Rain dilemma may be result of too much development

Cape Sable seaside sparrow in the Florida Everglades

By Drew Martin
July 13, 2017
Palm Beach Post

POINT OF VIEW: Rain dilemma may be result of too much development

In The Palm Beach Post story, “Water can flow into endangered sparrow territory,” (June 29), discussing the seaside sparrow versus flooding north of the Tamiami Trail, it was suggested that only two solutions existed for reducing flooding: either the protection of the deer in the conservation area or protecting the endangered cape sable seaside sparrow, pitting them against each other resulting in flooding of the conservation area.
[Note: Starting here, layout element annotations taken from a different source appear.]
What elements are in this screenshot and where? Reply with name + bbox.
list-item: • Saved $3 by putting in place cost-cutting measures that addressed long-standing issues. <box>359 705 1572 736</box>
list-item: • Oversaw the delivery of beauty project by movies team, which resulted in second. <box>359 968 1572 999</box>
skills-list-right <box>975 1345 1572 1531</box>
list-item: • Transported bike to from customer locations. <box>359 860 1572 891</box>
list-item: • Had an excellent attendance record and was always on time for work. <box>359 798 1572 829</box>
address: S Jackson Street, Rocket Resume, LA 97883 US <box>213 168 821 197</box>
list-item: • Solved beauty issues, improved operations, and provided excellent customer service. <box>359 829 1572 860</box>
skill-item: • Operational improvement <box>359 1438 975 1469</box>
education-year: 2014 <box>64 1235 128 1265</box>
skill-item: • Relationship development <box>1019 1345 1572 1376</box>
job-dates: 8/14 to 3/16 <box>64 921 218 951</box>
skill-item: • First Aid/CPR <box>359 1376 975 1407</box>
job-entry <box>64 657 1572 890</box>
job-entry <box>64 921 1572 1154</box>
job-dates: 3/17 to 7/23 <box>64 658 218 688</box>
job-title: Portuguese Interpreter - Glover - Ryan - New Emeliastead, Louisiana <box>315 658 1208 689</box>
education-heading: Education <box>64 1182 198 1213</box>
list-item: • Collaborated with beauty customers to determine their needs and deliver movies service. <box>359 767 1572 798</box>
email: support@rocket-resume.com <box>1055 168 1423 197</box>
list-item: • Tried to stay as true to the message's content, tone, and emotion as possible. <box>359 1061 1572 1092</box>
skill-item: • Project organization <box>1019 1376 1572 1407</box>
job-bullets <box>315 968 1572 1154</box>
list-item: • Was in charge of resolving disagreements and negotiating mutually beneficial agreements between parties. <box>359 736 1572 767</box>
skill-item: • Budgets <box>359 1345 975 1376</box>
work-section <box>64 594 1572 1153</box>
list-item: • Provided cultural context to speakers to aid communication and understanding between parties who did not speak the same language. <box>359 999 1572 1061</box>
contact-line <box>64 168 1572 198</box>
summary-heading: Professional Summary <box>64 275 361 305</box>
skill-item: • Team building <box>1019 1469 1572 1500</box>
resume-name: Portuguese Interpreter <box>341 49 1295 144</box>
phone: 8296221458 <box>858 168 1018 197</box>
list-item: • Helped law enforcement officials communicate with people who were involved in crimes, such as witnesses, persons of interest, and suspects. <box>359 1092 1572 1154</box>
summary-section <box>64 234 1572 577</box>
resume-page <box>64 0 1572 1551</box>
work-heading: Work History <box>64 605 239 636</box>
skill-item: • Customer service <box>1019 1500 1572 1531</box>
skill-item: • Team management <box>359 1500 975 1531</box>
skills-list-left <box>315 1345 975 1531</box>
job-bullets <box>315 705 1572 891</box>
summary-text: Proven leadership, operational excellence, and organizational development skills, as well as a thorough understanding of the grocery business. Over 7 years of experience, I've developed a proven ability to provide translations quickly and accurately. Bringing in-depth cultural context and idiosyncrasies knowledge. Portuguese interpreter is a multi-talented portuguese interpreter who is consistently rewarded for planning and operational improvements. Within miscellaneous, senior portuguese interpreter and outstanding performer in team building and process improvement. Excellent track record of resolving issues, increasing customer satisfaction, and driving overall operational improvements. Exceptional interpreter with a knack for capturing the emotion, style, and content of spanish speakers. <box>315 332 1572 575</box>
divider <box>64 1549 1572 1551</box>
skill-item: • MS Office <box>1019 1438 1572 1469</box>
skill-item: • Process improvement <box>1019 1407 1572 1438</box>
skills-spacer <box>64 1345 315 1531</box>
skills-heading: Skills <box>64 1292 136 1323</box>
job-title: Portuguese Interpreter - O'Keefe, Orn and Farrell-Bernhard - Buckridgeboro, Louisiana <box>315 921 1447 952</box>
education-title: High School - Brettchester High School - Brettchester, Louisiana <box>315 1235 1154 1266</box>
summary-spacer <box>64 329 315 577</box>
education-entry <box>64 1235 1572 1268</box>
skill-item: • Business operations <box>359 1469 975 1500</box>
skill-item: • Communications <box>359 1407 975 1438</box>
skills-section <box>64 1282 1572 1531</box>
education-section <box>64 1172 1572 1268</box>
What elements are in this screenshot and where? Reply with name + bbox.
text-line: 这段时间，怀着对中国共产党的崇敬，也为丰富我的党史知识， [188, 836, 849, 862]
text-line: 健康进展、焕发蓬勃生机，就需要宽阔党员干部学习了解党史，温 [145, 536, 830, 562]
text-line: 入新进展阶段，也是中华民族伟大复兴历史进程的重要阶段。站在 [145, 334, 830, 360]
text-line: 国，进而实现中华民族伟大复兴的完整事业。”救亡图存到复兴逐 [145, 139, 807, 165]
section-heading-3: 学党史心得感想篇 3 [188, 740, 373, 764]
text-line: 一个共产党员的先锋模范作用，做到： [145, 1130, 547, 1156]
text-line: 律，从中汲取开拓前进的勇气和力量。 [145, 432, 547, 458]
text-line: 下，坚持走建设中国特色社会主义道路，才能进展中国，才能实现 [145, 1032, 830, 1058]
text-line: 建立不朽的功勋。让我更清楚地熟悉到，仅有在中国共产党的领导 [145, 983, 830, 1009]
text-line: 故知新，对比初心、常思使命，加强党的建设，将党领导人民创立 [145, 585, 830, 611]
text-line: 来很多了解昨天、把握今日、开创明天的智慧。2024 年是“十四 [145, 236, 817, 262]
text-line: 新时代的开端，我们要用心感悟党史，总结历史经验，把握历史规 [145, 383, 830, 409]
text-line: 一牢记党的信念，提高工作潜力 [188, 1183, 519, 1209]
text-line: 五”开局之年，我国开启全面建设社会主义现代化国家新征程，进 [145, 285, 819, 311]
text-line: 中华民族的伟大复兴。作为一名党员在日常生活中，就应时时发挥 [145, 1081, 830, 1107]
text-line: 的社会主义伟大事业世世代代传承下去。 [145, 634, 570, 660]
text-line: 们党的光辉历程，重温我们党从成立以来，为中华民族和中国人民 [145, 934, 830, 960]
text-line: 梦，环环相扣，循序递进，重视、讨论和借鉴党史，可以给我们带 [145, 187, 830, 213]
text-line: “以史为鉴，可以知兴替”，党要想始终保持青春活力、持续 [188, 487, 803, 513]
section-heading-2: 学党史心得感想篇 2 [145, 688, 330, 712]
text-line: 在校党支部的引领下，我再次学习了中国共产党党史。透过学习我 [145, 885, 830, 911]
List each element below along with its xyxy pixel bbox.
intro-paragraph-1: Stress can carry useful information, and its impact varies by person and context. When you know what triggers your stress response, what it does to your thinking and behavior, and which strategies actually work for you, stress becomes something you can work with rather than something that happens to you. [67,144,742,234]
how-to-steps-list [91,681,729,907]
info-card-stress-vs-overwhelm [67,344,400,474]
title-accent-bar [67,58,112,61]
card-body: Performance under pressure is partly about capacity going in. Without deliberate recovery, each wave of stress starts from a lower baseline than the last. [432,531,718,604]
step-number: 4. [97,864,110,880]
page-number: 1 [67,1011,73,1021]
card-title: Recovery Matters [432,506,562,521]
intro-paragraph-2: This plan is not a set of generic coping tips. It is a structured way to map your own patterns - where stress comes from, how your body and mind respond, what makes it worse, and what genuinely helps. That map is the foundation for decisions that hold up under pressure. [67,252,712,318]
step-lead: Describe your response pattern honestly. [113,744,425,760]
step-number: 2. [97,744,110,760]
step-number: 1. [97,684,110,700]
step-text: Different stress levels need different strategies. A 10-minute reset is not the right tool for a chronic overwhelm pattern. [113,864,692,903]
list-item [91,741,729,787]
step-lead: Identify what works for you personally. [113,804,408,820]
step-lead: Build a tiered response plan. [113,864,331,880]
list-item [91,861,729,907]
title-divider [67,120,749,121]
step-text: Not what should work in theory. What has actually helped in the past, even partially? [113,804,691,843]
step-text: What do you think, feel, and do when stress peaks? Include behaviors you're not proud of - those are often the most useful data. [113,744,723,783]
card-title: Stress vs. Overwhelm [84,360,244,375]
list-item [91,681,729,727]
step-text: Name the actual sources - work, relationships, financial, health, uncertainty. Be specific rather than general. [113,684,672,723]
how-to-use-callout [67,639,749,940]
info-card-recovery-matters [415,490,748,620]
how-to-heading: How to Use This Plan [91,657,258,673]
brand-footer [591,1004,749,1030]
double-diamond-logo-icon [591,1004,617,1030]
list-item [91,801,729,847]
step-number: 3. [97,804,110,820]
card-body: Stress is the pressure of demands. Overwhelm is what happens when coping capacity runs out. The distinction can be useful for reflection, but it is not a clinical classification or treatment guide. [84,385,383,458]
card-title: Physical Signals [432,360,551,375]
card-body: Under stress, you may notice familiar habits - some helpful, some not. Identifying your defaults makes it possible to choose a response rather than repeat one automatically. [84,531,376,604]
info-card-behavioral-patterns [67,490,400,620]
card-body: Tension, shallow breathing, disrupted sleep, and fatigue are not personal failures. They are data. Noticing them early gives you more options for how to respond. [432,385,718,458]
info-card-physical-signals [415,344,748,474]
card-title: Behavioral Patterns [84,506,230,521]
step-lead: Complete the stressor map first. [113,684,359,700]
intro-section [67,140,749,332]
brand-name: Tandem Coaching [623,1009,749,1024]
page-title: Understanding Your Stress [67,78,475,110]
The story did not present the underlying causes that are leading to this flooding. It is the result of development policies impacting excess water, which is leaving us with only bad choices. This is the result of our constant filling in of wetlands, and the dredging of creeks and rivers, tuning them into free flowing canals, among the other things.

Recent attempts to change the zoning restrictions to open up the Agricultural Reserve to more homes — by removing existing preserves and permitting preserves north of the Ag Reserve to be used as preserve land rather than the 60 percent preserve requirement in the Ag Reserve which now stands — will change flooding patterns. By making all of these changes, we alter to a great extent how water moves naturally across the land.

Roads have also caused the blocking of important and necessary fresh water flows. One of these roads is Tamiami Trail. This road was built almost 100 years ago when people did not understand the importance of letting fresh water flow into the Everglades, Biscayne and Florida Bay.

We have drained the Everglades Agricultural Area (EAA) south of Lake Okeechobee. After the deadly 1928 hurricane, the lake had a permanent berm built around it. We are taking away the open lands that provide the space to hold the flood waters.

If the GL Homes proposal were approved, it would move all the of the preserves out of the Ag Reserve by using preserved land in other tiers of the county to meet preserve requirements. This would contribute to the problem. The Ag Reserve would no longer provide a buffer to the Loxahatchee Wildlife Refuge. It would no longer provide a place to hold flood waters or to recharge the aquifer. It would no longer be the winter vegetable provider for the eastern United States. It would become another crowded urban area with all the urban difficulties. Not the refuge that many who purchased there sought. And these flood waters from the Ag Reserve will then contribute to the dilemma of flooding the conservation area north of the Tamiami Trail by adding even more flood waters.


Editor’s note: Drew Martin is conservation chair for the Loxahatchee Group of the Sierra Club.